Unlike text data, a wide range of mathematical operations can be applied to numerical data, such as addition, substraction, multiplication, division. We can summarize numerical data by calculating things like averages, sum, minimum, maximum, standard deviation, and frequencies, whereas, as we learned, we can only calculate the frequencies for textual data.

3.4 Dates and times

Dates and times are a special data type because dates are represented as a day, a month, and a year, and times are represented as an hour, a minute, and a number of second. In fact, they are stored in the computer as simple numbers. For example, if you ask Excel to represent the number 1 as a date, you will get the first of January, 1900, or 1900-01-01. Times are stored by the computer as decimals. For example, the first of January goes from 12:00 am (1.0000) to 11:59:59 pm (1.99999).

While different systems may use different methods to store dates as numbers. The most important thing to remember is that what you see as a date in Excel or in other software is actually stored as a number. Why does that matter? Because it means that you can apply to dates the same operations as you would to numbers. For example, if you add 1 to the date 1900-01-31, you obtain 1900-02-01 (and not something weird like 1900-01-32, which would not be valid).

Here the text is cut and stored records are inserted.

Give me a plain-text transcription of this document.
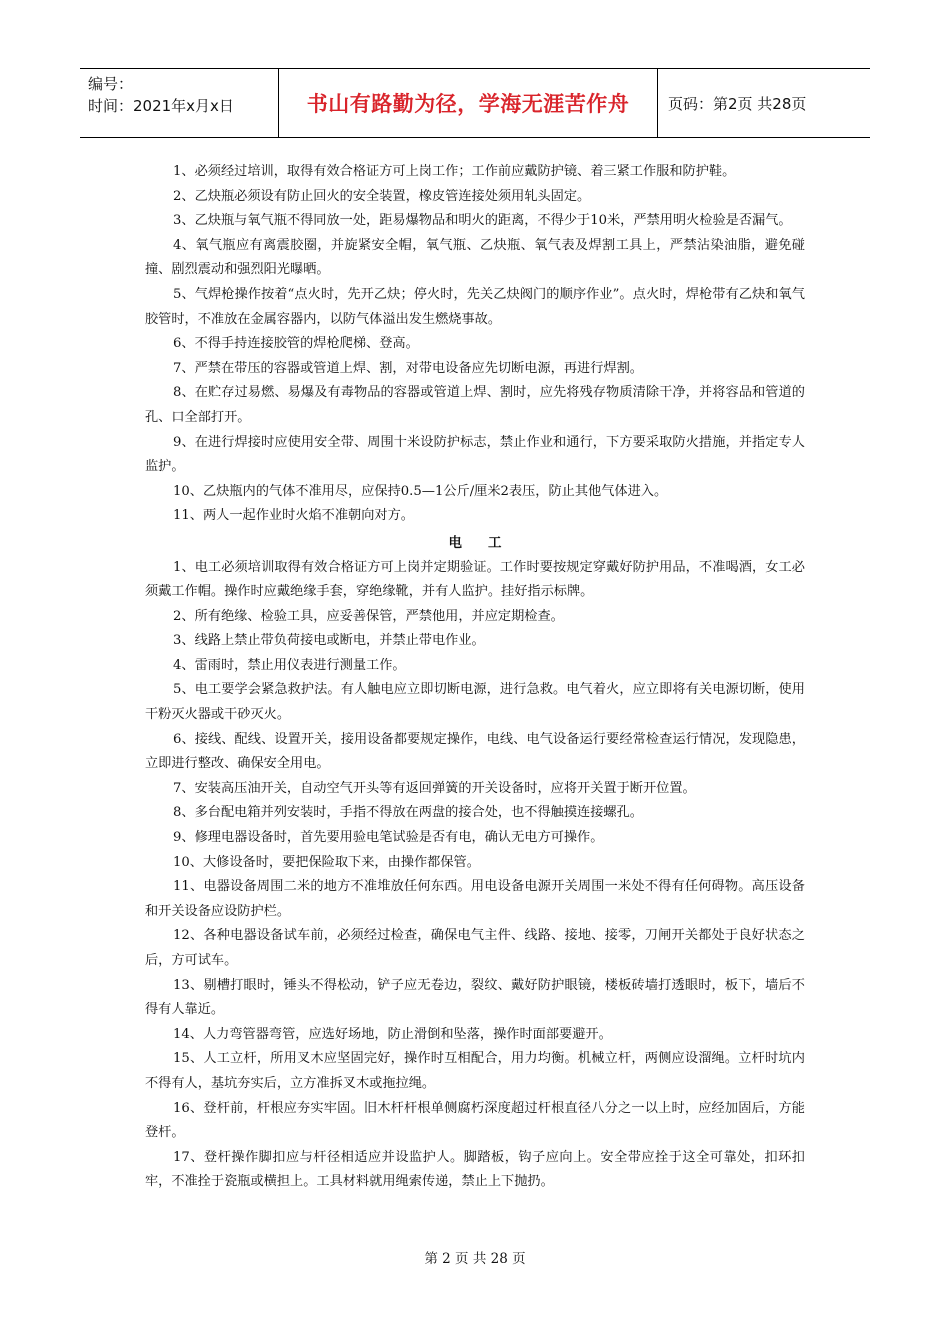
编号：
时间：2021年x月x日	书山有路勤为径，学海无涯苦作舟	页码：第2页 共28页

1、必须经过培训，取得有效合格证方可上岗工作；工作前应戴防护镜、着三紧工作服和防护鞋。

2、乙炔瓶必须设有防止回火的安全装置，橡皮管连接处须用轧头固定。

3、乙炔瓶与氧气瓶不得同放一处，距易爆物品和明火的距离，不得少于10米，严禁用明火检验是否漏气。

4、氧气瓶应有离震胶圈，并旋紧安全帽，氧气瓶、乙炔瓶、氧气表及焊割工具上，严禁沾染油脂，避免碰撞、剧烈震动和强烈阳光曝晒。

5、气焊枪操作按着“点火时，先开乙炔；停火时，先关乙炔阀门的顺序作业”。点火时，焊枪带有乙炔和氧气胶管时，不准放在金属容器内，以防气体溢出发生燃烧事故。

6、不得手持连接胶管的焊枪爬梯、登高。

7、严禁在带压的容器或管道上焊、割，对带电设备应先切断电源，再进行焊割。

8、在贮存过易燃、易爆及有毒物品的容器或管道上焊、割时，应先将残存物质清除干净，并将容品和管道的孔、口全部打开。

9、在进行焊接时应使用安全带、周围十米设防护标志，禁止作业和通行，下方要采取防火措施，并指定专人监护。

10、乙炔瓶内的气体不准用尽，应保持0.5—1公斤/厘米2表压，防止其他气体进入。

11、两人一起作业时火焰不准朝向对方。

电工

1、电工必须培训取得有效合格证方可上岗并定期验证。工作时要按规定穿戴好防护用品，不准喝酒，女工必须戴工作帽。操作时应戴绝缘手套，穿绝缘靴，并有人监护。挂好指示标牌。

2、所有绝缘、检验工具，应妥善保管，严禁他用，并应定期检查。

3、线路上禁止带负荷接电或断电，并禁止带电作业。

4、雷雨时，禁止用仪表进行测量工作。

5、电工要学会紧急救护法。有人触电应立即切断电源，进行急救。电气着火，应立即将有关电源切断，使用干粉灭火器或干砂灭火。

6、接线、配线、设置开关，接用设备都要规定操作，电线、电气设备运行要经常检查运行情况，发现隐患，立即进行整改、确保安全用电。

7、安装高压油开关，自动空气开头等有返回弹簧的开关设备时，应将开关置于断开位置。

8、多台配电箱并列安装时，手指不得放在两盘的接合处，也不得触摸连接螺孔。

9、修理电器设备时，首先要用验电笔试验是否有电，确认无电方可操作。

10、大修设备时，要把保险取下来，由操作都保管。

11、电器设备周围二米的地方不准堆放任何东西。用电设备电源开关周围一米处不得有任何碍物。高压设备和开关设备应设防护栏。

12、各种电器设备试车前，必须经过检查，确保电气主件、线路、接地、接零，刀闸开关都处于良好状态之后，方可试车。

13、剔槽打眼时，锤头不得松动，铲子应无卷边，裂纹、戴好防护眼镜，楼板砖墙打透眼时，板下，墙后不得有人靠近。

14、人力弯管器弯管，应选好场地，防止滑倒和坠落，操作时面部要避开。

15、人工立杆，所用叉木应坚固完好，操作时互相配合，用力均衡。机械立杆，两侧应设溜绳。立杆时坑内不得有人，基坑夯实后，立方准拆叉木或拖拉绳。

16、登杆前，杆根应夯实牢固。旧木杆杆根单侧腐朽深度超过杆根直径八分之一以上时，应经加固后，方能登杆。

17、登杆操作脚扣应与杆径相适应并设监护人。脚踏板，钩子应向上。安全带应拴于这全可靠处，扣环扣牢，不准拴于瓷瓶或横担上。工具材料就用绳索传递，禁止上下抛扔。

第 2 页 共 28 页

Dates and times can be decomposed into their different parts. We will revisit this in the data processing chapter, but for now here’s an example of a date and time (2012-03-21 8:35:00 AM) decomposed using excel functions (year, month, day, hour, minute, second) that we will learn more about later.

Formula Outcome
=YEAR(“2012-03-21 8:35:00 AM”) 2012
=MONTH(“2012-03-21 8:35:00 AM”) 3
=DAY(“2012-03-21 8:35:00 AM”) 21
=HOUR(“2012-03-21 8:35:00 AM”) 8
=MINUTE(“2012-03-21 8:35:00 AM”) 35
=SECOND(“2012-03-21 8:35:00 AM”) 0

3.5 Logical (boolean)

A logical data type, also known as a Boolean data type, is use o represent two possible values: TRUE or FALSE. These two values are stored in Excel as 1 (TRUE) or 0 (FALSE), although some programming languages will interpret 0 as FALSE and any other value as TRUE. To demonstrate this we can sum the logical values and see what the results are:

A B =A+B
FALSE FALSE 0
TRUE FALSE 1
FALSE TRUE 1
TRUE TRUE 2

The logical data type is often encountered in Excel as the result of a logical operation (a test) applied to some variable. We could ask, Excel, for example, to test whether the content of a cell is greater than the content of another cell. If that is true, then Excel will return the logical value TRUE, and if not it will return the logical value FALSE. Here’s an example:

A B =A<B (A is smaller than B)
72 21 FALSE
14 14 FALSE
12 21 TRUE
Apple Banana TRUE

We can see in the last example that logical tests can also be applied to text. In this case, Excel checks if Apple comes before Banana in the alphabetical order.

3.6 Summary

In this chapter, you learn that:

  • Data types are imporant for storage efficiency, data integrity, and data analysis
  • The two fundamental data types are text and numbers.
  • Numbers can be displayed in different ways such as monetary values, dates, and times.
  • A wide range of mathematical functions can be applied to numerical data, but not to textual data.
  • Dates and times are really stored as numbers
  • Dates and times can be decomposed in year, month, day, hour, minute, and second.
  • The logical (or boolean) data type takes two possible values (TRUE or FALSE), which are stored as 1 and 0, respectively.
  • The result of logical operations are stored as logical values.